The grammar book Bad Grammar / Good Punctuation also insists on doing two different things at once: teaching you rules, and also being a reference guide. As such, it reserves the right to randomly throw rules in from another section because grammar can't be silo'd. For someone who is trying to learn things in order, this is also another reason for dismay. I cannot stop thinking that if I were to organize this I would do it differently and make sure that every example was related to only the chronological past sections that you would've seen if you were working through them in order. And then I would have round-up practice sections that would then test everything up to that point, thereby catching all the stray practice sentences before that couldn't be slotted simply into 1 section. And then I would just have another reference section that would have all of the rules together for quick lookup. That would be the place to have the threads cross when necessary.

Instead, I had to make this spreadsheet. Despite my best efforts in trying to arrange it to fit the logic of the actual Scoping Course in a way that would allow for nice linear progression, I've already jumped around to learn some stuff about quotation marks to make the stuff in the question mark section make sense. I also went ahead and read the parts of speech because this book kept saying stuff like "predicate nominative" and expecting the average English speaker to immediately understand what that was. Again... What order does any of this stuff actually expect you to work through?

I suffer. And continue moving very slowly. I learned how to use the cloze function in Anki for this. (In college, I was oblivious and just typed everything out by hand for Japanese class since it wasn't like the English was going to be repeated on the Japanese side.)

Also in my desperation for a reference sheet that makes sense + has rules that I can immediately understand as the answer key for my Anki cards, I've started making grammar equations. I don't even math well, but I'm borrowing their symbols to explain what is going on visually.

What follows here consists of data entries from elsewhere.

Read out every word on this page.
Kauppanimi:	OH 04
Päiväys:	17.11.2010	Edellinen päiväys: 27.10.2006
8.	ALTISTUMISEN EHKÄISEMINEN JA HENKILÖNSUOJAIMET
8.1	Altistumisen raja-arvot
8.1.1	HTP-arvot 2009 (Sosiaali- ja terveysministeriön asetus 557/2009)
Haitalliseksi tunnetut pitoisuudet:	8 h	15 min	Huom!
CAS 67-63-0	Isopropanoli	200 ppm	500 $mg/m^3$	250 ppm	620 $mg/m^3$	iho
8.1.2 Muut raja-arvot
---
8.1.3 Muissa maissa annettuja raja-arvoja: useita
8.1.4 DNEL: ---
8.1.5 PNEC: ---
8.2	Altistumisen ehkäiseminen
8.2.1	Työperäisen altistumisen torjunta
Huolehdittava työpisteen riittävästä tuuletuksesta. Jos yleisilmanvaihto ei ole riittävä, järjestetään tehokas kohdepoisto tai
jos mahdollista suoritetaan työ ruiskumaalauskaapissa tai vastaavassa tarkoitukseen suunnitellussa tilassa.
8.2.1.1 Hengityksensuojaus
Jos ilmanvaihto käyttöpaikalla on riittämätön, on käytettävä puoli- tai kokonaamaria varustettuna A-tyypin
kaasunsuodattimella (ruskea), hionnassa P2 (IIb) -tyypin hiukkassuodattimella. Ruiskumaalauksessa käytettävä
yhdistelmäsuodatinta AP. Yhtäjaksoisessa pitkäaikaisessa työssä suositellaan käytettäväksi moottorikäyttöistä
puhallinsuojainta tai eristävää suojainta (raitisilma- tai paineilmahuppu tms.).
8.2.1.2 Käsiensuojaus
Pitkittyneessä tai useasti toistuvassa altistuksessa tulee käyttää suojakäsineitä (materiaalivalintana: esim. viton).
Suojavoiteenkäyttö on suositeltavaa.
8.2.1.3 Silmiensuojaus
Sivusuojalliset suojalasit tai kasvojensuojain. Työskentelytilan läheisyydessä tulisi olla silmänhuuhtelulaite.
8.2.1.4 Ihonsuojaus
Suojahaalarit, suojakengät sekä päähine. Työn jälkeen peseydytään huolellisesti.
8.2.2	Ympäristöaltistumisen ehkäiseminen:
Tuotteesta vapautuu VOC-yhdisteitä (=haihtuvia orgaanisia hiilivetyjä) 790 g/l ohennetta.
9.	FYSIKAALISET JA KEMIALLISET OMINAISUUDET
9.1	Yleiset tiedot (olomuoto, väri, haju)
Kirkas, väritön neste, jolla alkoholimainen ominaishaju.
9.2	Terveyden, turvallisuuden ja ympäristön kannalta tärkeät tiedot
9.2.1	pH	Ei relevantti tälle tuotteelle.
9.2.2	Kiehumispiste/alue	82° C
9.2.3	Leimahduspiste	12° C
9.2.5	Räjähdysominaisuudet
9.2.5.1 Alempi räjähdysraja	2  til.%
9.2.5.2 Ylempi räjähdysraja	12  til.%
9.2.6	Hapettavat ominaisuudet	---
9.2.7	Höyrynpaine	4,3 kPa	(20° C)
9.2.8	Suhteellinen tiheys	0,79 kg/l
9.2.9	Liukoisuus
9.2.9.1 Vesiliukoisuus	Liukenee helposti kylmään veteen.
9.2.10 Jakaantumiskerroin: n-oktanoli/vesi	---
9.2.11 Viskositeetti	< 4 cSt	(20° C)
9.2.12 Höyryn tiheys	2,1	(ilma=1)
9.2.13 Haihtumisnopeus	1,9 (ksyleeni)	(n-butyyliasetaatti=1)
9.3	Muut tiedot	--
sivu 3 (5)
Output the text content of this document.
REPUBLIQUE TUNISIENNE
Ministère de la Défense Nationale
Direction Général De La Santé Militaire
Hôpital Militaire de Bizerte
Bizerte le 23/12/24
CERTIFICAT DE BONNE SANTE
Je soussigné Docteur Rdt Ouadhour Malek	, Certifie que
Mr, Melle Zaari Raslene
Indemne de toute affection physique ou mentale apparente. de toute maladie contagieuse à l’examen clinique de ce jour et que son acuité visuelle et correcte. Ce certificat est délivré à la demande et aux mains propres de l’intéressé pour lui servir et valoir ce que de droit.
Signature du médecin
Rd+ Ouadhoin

This is what it currently looks like, though everything after the first page is still subject to change.

grammar equations

I like to think that if I wrote a grammar book (I would never because I'm not a linguist) I would include these little fun equations and people would be like, oohhh, that makes so much sense and this is so cool I get it now :), but I think that is probably just me deluding myself into thinking that the way I process things is easily understood and/or useful for other people.

Anyway, my current goal is to finish this first grammar section by the end of the year and to take the exam in December. We'll see whether that happens, lol. Given my speed I don't really have much hope. I think this is one of the reasons why having an actual teacher in a classroom to bombard with questions is more efficient.



  1. Indeed, while searching the student Facebook group, someone did say that "nothing clicked" until they did example sentences. In other words, people are not sinking months of time looking up a bunch of grammar resources and agonizing because the book did not explain how to distinguish Present Participles and Gerunds well enough. I actually still don't know why it matters and ended up on a English Stack thread that says it doesn't matter and grammar people are combining them into gerund-participle. WOE!!!!!